Frictions in the Cloud, Part 2

Abort, Retry, Fail?

Details have finally begun to emerge in the past few days regarding exactly what caused the Amazon cloud-computing-service shutdown. Amazon's own account is rather dense and chewy, but Ars Technica has provided a more digestible explanation. When one reads this account, it's apparent that Amazon's "EC2" (Elastic Compute Cloud) failure is quite unlike some of the famous historical instances of computer failure or near-failure, such as the mathematical error that caused the Mariner 1 to be scrapped, the race condition that caused the Therac-25 cancer therapy machine to dispense a life-threatening dose of radiation, or even the much discussed Y2K problem. In these cases a defect local to a particular machine led in a fairly straightforward fashion to a bad output from that system. That was not the case with Amazon's recent troubles. On the other hand, their resemblance to the 1990 failure of the AT&T long-distance network is uncanny. In both cases initially localized failures rapidly spread across the system due to very procedures intended to recover from error. In the AT&T case, a switch received a set of "I'm okay" messages from another switch that (due to a software error) caused the machine to reset itself and then send out "I'm okay" messages to other switches that in turn caused those switches to think they had entered a bad state and reset themselves, etc. In the Amazon case, an accidental overloading of one network caused the system nodes to be unable to reach their existing back-ups. Thus they all began simultaneously to try to create new back-ups, overloading the main network and leading to failures in the overall management system. The go-to man for understanding these kinds of failures is Charles Perrow. Perrow points to two prerequisites for serious systematic errors:

  1. A complex system (that is, one with many components with many connections to one another--a dense graph, in computer science terms)
  2. A tightly-coupled system (that is, one where event B follows event A without any chance for human intervention in-between)

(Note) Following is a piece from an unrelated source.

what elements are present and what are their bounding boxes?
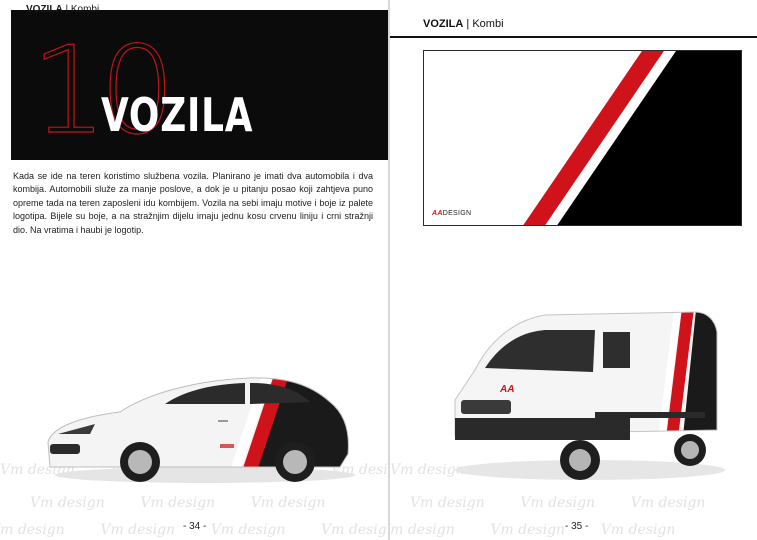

The presence of both of these conditions is a prerequisite for what Perrow calls "normal accidents": accidents whose occurrence (though not their specific etiology) is so predictable that we should consider them normal. Both conditions certainly apply to the cloud. Furthermore, it's eerie that in the AT&T case, the Amazon case, and Perrow's canonical case of Three Mile Island, it was the very fail-safe systems that were supposed to ensure error-recovery that escalated the problem from nuisance to systemic failure. Should we then expect more accidents in the cloud? Perhaps, but as long as they are not too frequent, I expect they are going to be a price that most users are willing to pay. What worries me more are the non-accidents--when hostile forces are seeking to exploit your complex system, the risks and the consequences of failure escalate (c.f. the PlayStation Network).